Plan aims to boost Southmoreland High student progress
By Paul Paterra
Published: Friday, Jan. 4, 2013, 7:34 p.m.
Students at Southmoreland High School fell under the Adequate Yearly Progress levels in reading and math in the most recently released data.
A plan has been developed to try to make sure that is avoided in the future. Highlights were presented to the school board on Thursday. Development of the plan was handled by a committee of administrators, teachers, a school counselor and a parent.
The plan, which was presented by Daniel Krofcheck, high school principal, identified four main goals:
• Implementation of standards-aligned curricula across all classrooms for all students.

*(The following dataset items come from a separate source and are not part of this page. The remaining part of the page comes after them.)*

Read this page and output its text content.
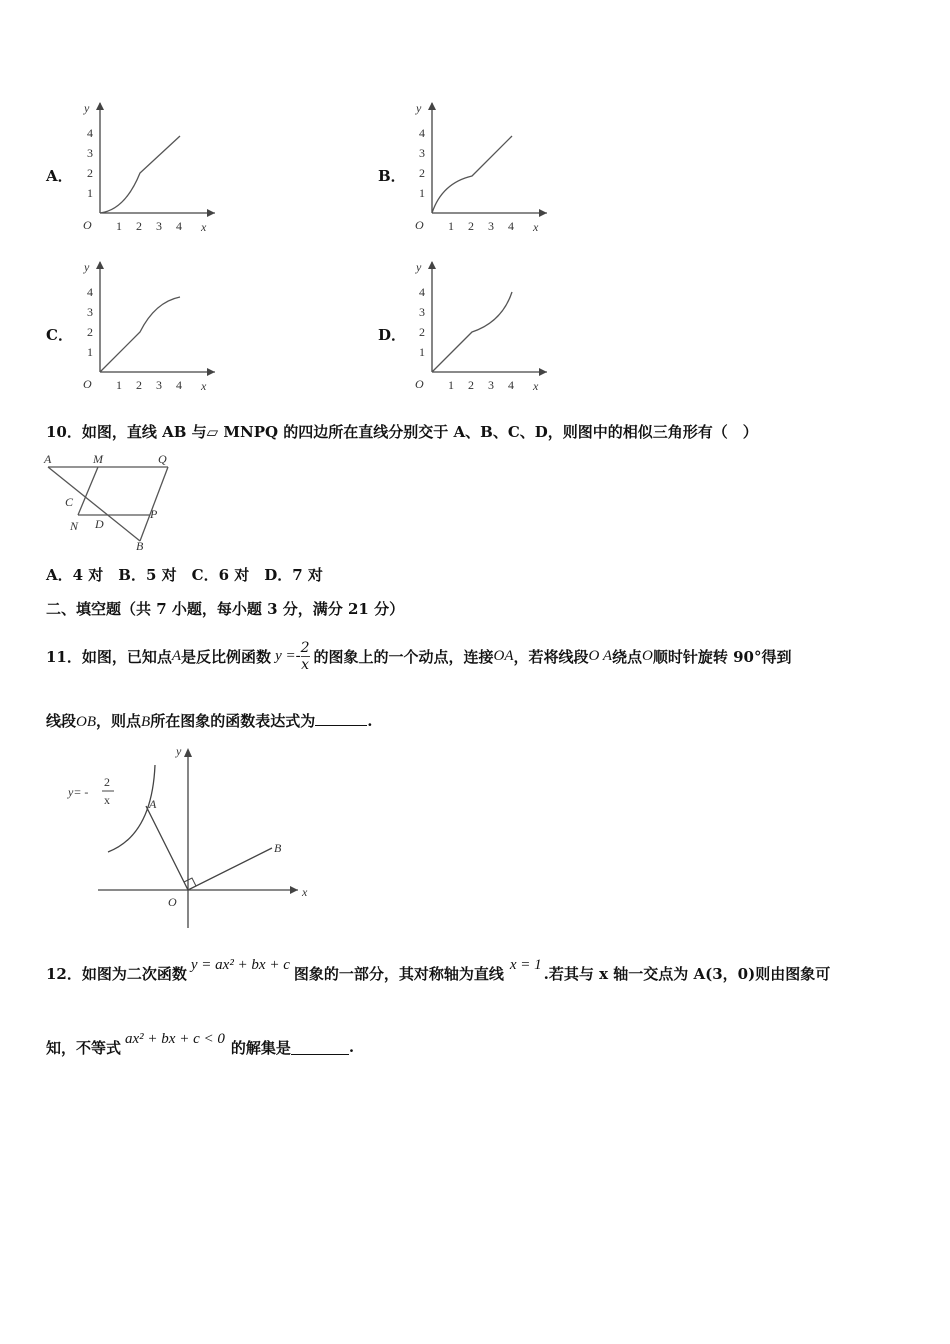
A．	B．
C．	D．
y
x
O 1 2 3 4
1
2
3
4
y
x
O 1 2 3 4
1
2
3
4
y
x
O 1 2 3 4
1
2
3
4
y
x
O 1 2 3 4
1
2
3
4
10．如图，直线 AB 与▱ MNPQ 的四边所在直线分别交于 A、B、C、D，则图中的相似三角形有（　）
A	M	Q
C
N D
P
B
A．4 对　B．5 对　C．6 对　D．7 对
二、填空题（共 7 小题，每小题 3 分，满分 21 分）
11．如图，已知点 A 是反比例函数 $y =- \frac{2}{x}$ 的图象上的一个动点，连接 OA ，若将线段 O A 绕点 O 顺时针旋转 90°得到
线段OB，则点B所在图象的函数表达式为	.
y
x
O
A
B
y= -
2
x
12．如图为二次函数 y = ax² + bx + c 图象的一部分，其对称轴为直线 x = 1 .若其与 x 轴一交点为 A(3，0)则由图象可
知，不等式 ax² + bx + c < 0 的解集是	.
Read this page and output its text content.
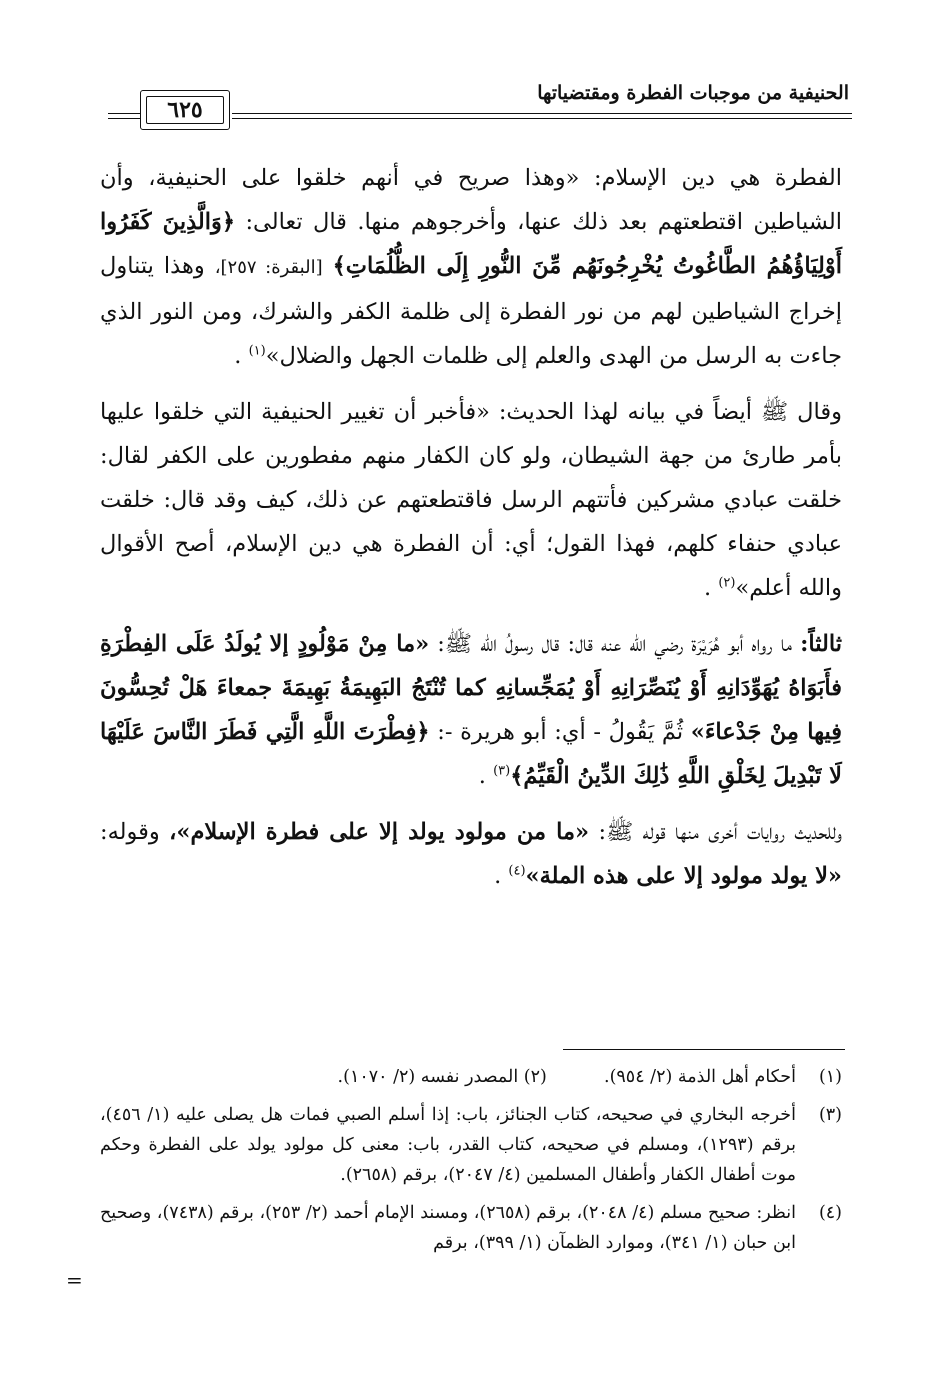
الحنيفية من موجبات الفطرة ومقتضياتها
٦٢٥

الفطرة هي دين الإسلام: «وهذا صريح في أنهم خلقوا على الحنيفية، وأن الشياطين اقتطعتهم بعد ذلك عنها، وأخرجوهم منها. قال تعالى: ﴿وَالَّذِينَ كَفَرُوا أَوْلِيَاؤُهُمُ الطَّاغُوتُ يُخْرِجُونَهُم مِّنَ النُّورِ إِلَى الظُّلُمَاتِ﴾ [البقرة: ٢٥٧]، وهذا يتناول إخراج الشياطين لهم من نور الفطرة إلى ظلمة الكفر والشرك، ومن النور الذي جاءت به الرسل من الهدى والعلم إلى ظلمات الجهل والضلال»$^{(١)}$ .

وقال ﷺ أيضاً في بيانه لهذا الحديث: «فأخبر أن تغيير الحنيفية التي خلقوا عليها بأمر طارئ من جهة الشيطان، ولو كان الكفار منهم مفطورين على الكفر لقال: خلقت عبادي مشركين فأتتهم الرسل فاقتطعتهم عن ذلك، كيف وقد قال: خلقت عبادي حنفاء كلهم، فهذا القول؛ أي: أن الفطرة هي دين الإسلام، أصح الأقوال والله أعلم»$^{(٢)}$ .

ثالثاً: ما رواه أبو هُرَيْرَة رضي الله عنه قال: قال رسولُ الله ﷺ: «ما مِنْ مَوْلُودٍ إلا يُولَدُ عَلَى الفِطْرَةِ فأَبَوَاهُ يُهَوِّدَانِهِ أَوْ يُنَصِّرَانِهِ أَوْ يُمَجِّسانِهِ كما تُنْتَجُ البَهِيمَةُ بَهِيمَةَ جمعاءَ هَلْ تُحِسُّونَ فِيها مِنْ جَدْعاءَ» ثُمَّ يَقُولُ - أي: أبو هريرة -: ﴿فِطْرَتَ اللَّهِ الَّتِي فَطَرَ النَّاسَ عَلَيْهَا لَا تَبْدِيلَ لِخَلْقِ اللَّهِ ذَٰلِكَ الدِّينُ الْقَيِّمُ﴾$^{(٣)}$ .

وللحديث روايات أخرى منها قوله ﷺ: «ما من مولود يولد إلا على فطرة الإسلام»، وقوله: «لا يولد مولود إلا على هذه الملة»$^{(٤)}$ .

(١)
أحكام أهل الذمة (٢/ ٩٥٤).  (٢) المصدر نفسه (٢/ ١٠٧٠).
(٣)
أخرجه البخاري في صحيحه، كتاب الجنائز، باب: إذا أسلم الصبي فمات هل يصلى عليه (١/ ٤٥٦)، برقم (١٢٩٣)، ومسلم في صحيحه، كتاب القدر، باب: معنى كل مولود يولد على الفطرة وحكم موت أطفال الكفار وأطفال المسلمين (٤/ ٢٠٤٧)، برقم (٢٦٥٨).
(٤)
انظر: صحيح مسلم (٤/ ٢٠٤٨)، برقم (٢٦٥٨)، ومسند الإمام أحمد (٢/ ٢٥٣)، برقم (٧٤٣٨)، وصحيح ابن حبان (١/ ٣٤١)، وموارد الظمآن (١/ ٣٩٩)، برقم
=
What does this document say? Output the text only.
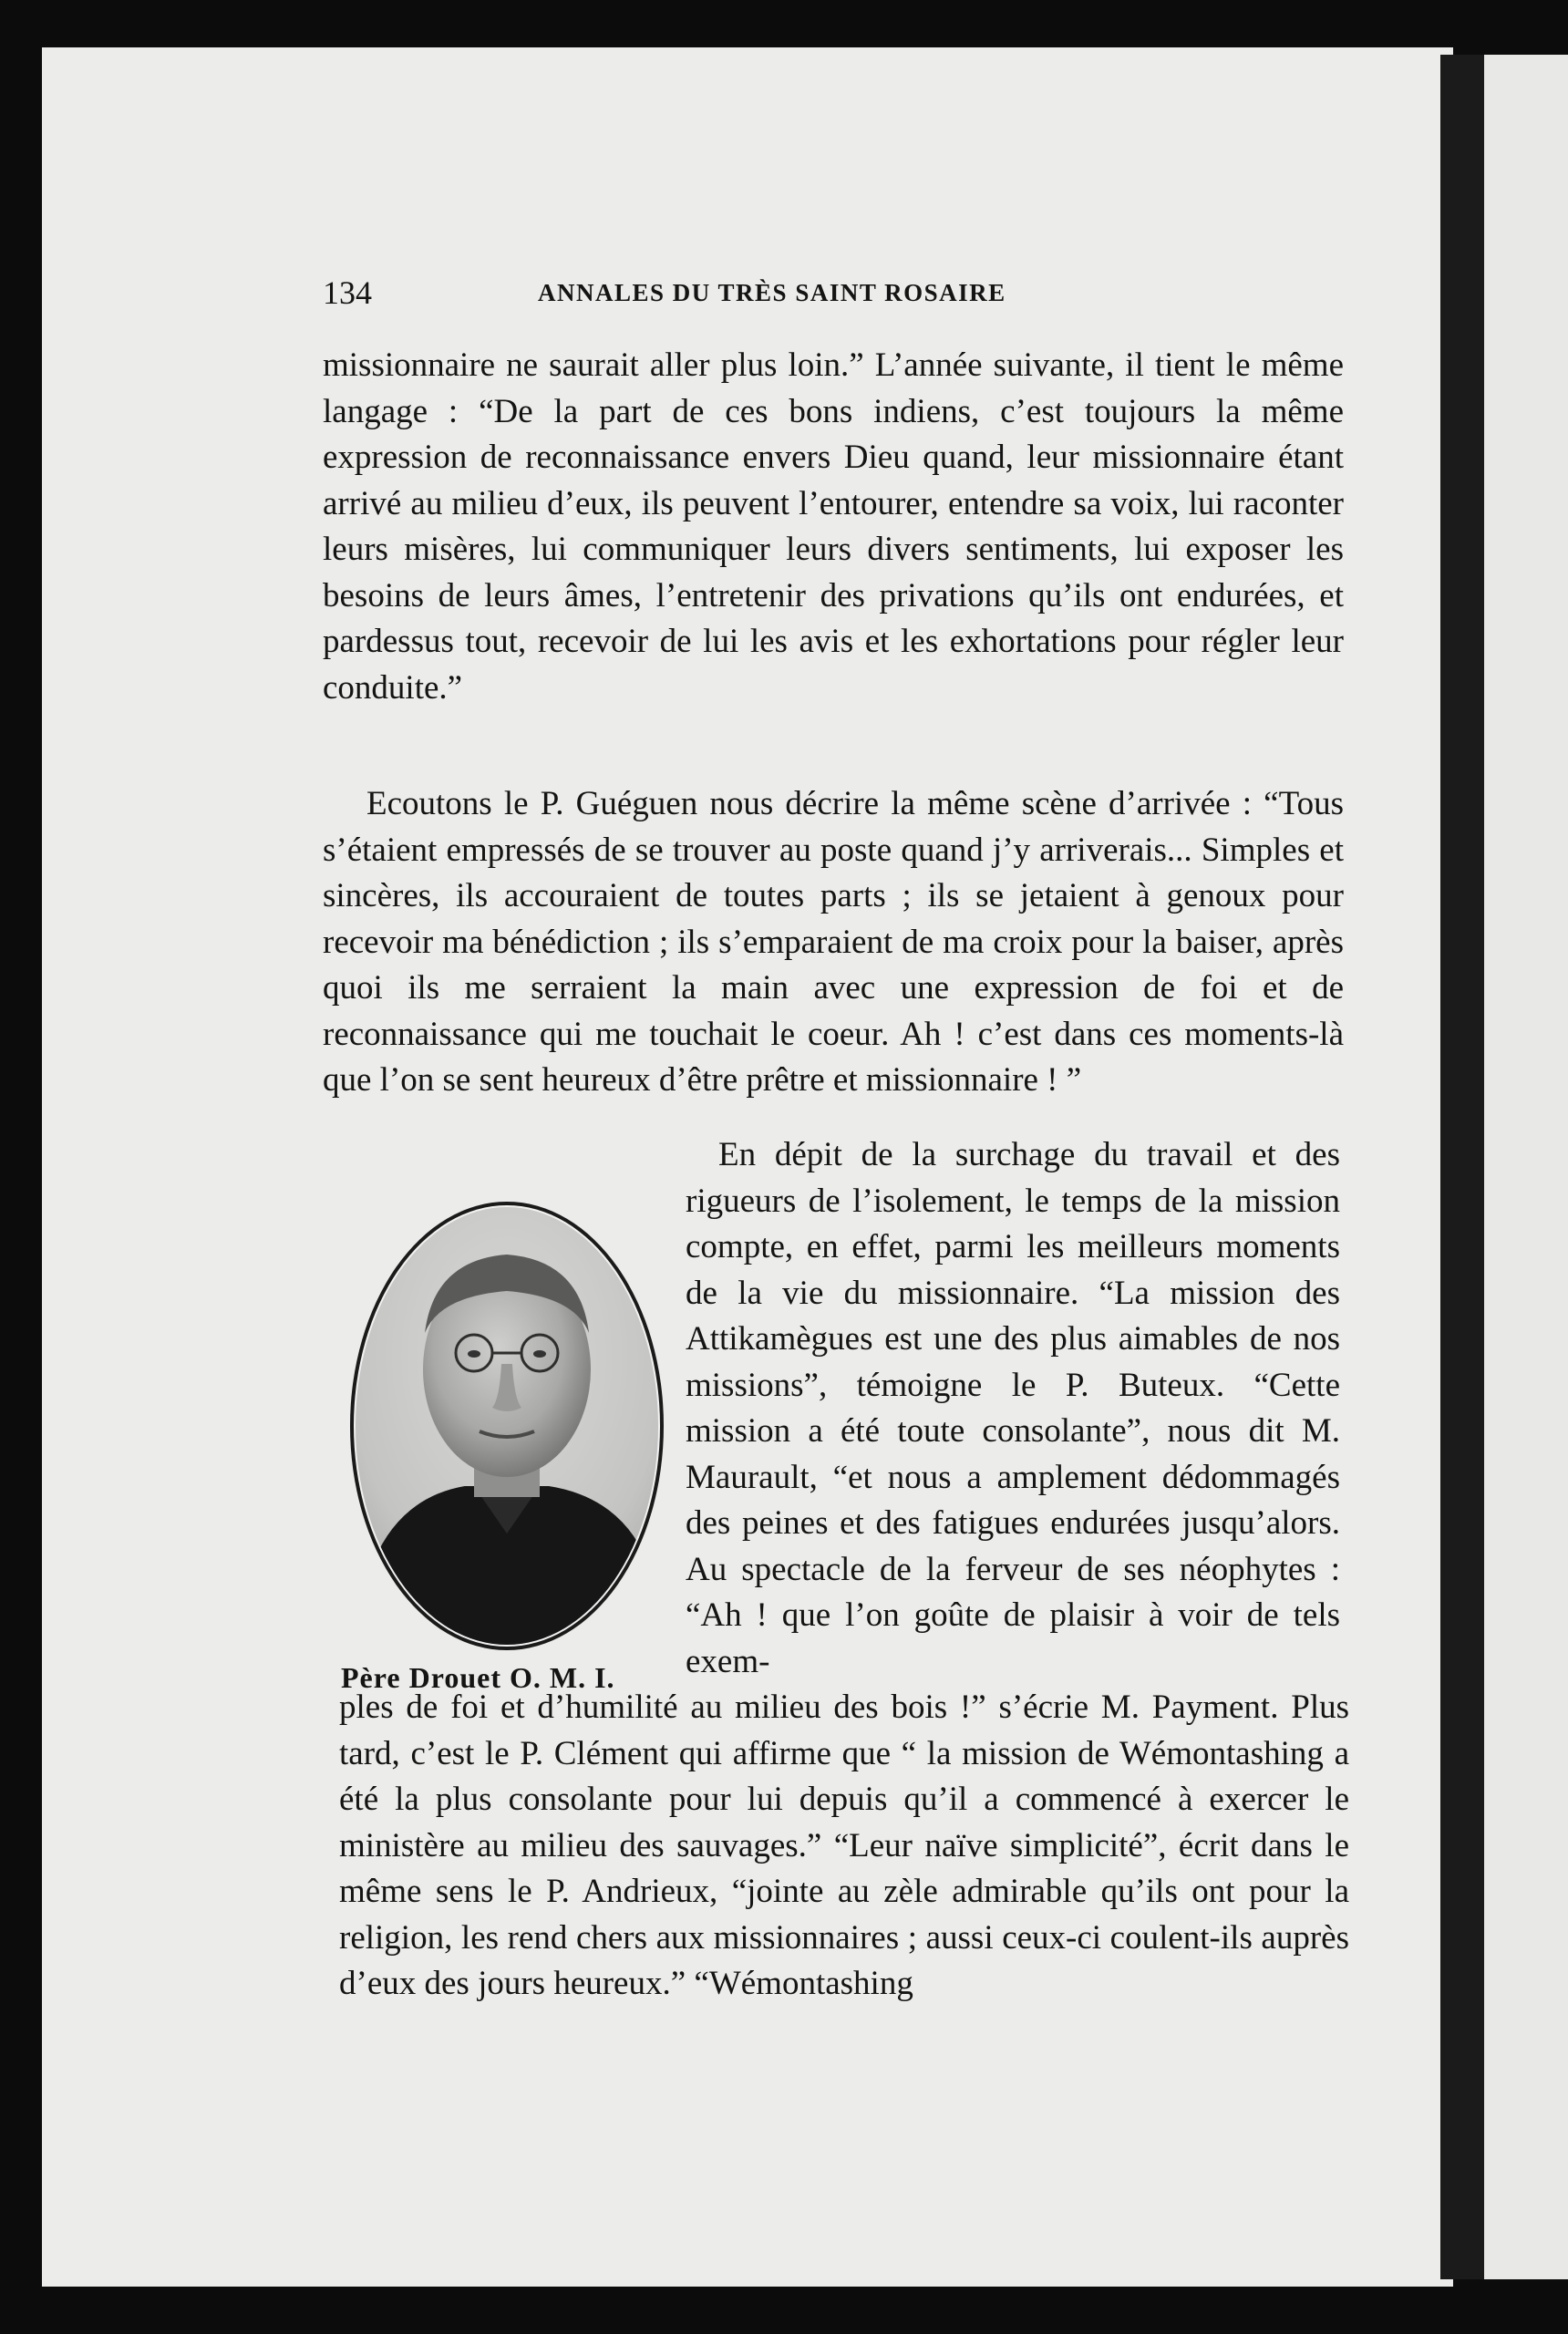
134	ANNALES DU TRÈS SAINT ROSAIRE

missionnaire ne saurait aller plus loin.” L’année suivante, il tient le même langage : “De la part de ces bons indiens, c’est toujours la même expression de reconnaissance envers Dieu quand, leur missionnaire étant arrivé au milieu d’eux, ils peuvent l’entourer, entendre sa voix, lui raconter leurs misères, lui communiquer leurs divers sentiments, lui exposer les besoins de leurs âmes, l’entretenir des privations qu’ils ont endurées, et pardessus tout, recevoir de lui les avis et les exhortations pour régler leur conduite.”

Ecoutons le P. Guéguen nous décrire la même scène d’arrivée : “Tous s’étaient empressés de se trouver au poste quand j’y arriverais... Simples et sincères, ils accouraient de toutes parts ; ils se jetaient à genoux pour recevoir ma bénédiction ; ils s’emparaient de ma croix pour la baiser, après quoi ils me serraient la main avec une expression de foi et de reconnaissance qui me touchait le coeur. Ah ! c’est dans ces moments-là que l’on se sent heureux d’être prêtre et missionnaire ! ”

En dépit de la surchage du travail et des rigueurs de l’isolement, le temps de la mission compte, en effet, parmi les meilleurs moments de la vie du missionnaire. “La mission des Attikamègues est une des plus aimables de nos missions”, témoigne le P. Buteux. “Cette mission a été toute consolante”, nous dit M. Maurault, “et nous a amplement dédommagés des peines et des fatigues endurées jusqu’alors. Au spectacle de la ferveur de ses néophytes : “Ah ! que l’on goûte de plaisir à voir de tels exem-

ples de foi et d’humilité au milieu des bois !” s’écrie M. Payment. Plus tard, c’est le P. Clément qui affirme que “ la mission de Wémontashing a été la plus consolante pour lui depuis qu’il a commencé à exercer le ministère au milieu des sauvages.” “Leur naïve simplicité”, écrit dans le même sens le P. Andrieux, “jointe au zèle admirable qu’ils ont pour la religion, les rend chers aux missionnaires ; aussi ceux-ci coulent-ils auprès d’eux des jours heureux.” “Wémontashing

Père Drouet O. M. I.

• Implementation of effective instructional practices across all classrooms.
• Ensuring school staff members use standards-aligned assessments to monitor student achievement and adjust instructional practices.
• Ensuring students who are academically at risk are identified early and are supported by a process that provides interventions based upon student needs and includes procedures for monitoring effectiveness.
“You hope you see an increase in proficiency levels in the core areas — reading, math, science, writing,” Krofcheck said after the meeting. “The intention is to provide the highest quality learning experience for all of our kids. The fundamental goal is to really get in and be able to identify strategies and different ways to help different kids.”
Adequate Yearly Progress is a measurement defined by the No Child Left Behind Act, which allows the federal Department of Education to determine how every public school district in the country is performing academically, according to standardized tests, such as the Pennsylvania State School Assessment exams.
Southmoreland High students did not meet the established target of 78 percent of the students taking the PSSA test, reaching a level of at least proficiency in math for the 2011-12 school year. The district checked in at 60 percent.
In reading, the targeted number was 81 percent, and Southmoreland came in at 67.6 percent.
Only high school juniors participate in PSSA testing each year.
Other concerns the plan addresses include the economically disadvantaged group of students not meeting the graduation rate target and students' achievement in the PSSA writing exam decreasing from 90.6 percent proficient and advanced in 2011 to 89.4 percent in 2012.
Some achievement and performance target numbers are part of the plan. Those established numbers are math and reading — 80 percent at least proficient and 85 percent graduation rate.
The board is expected to vote on the plan when it meets Jan. 10.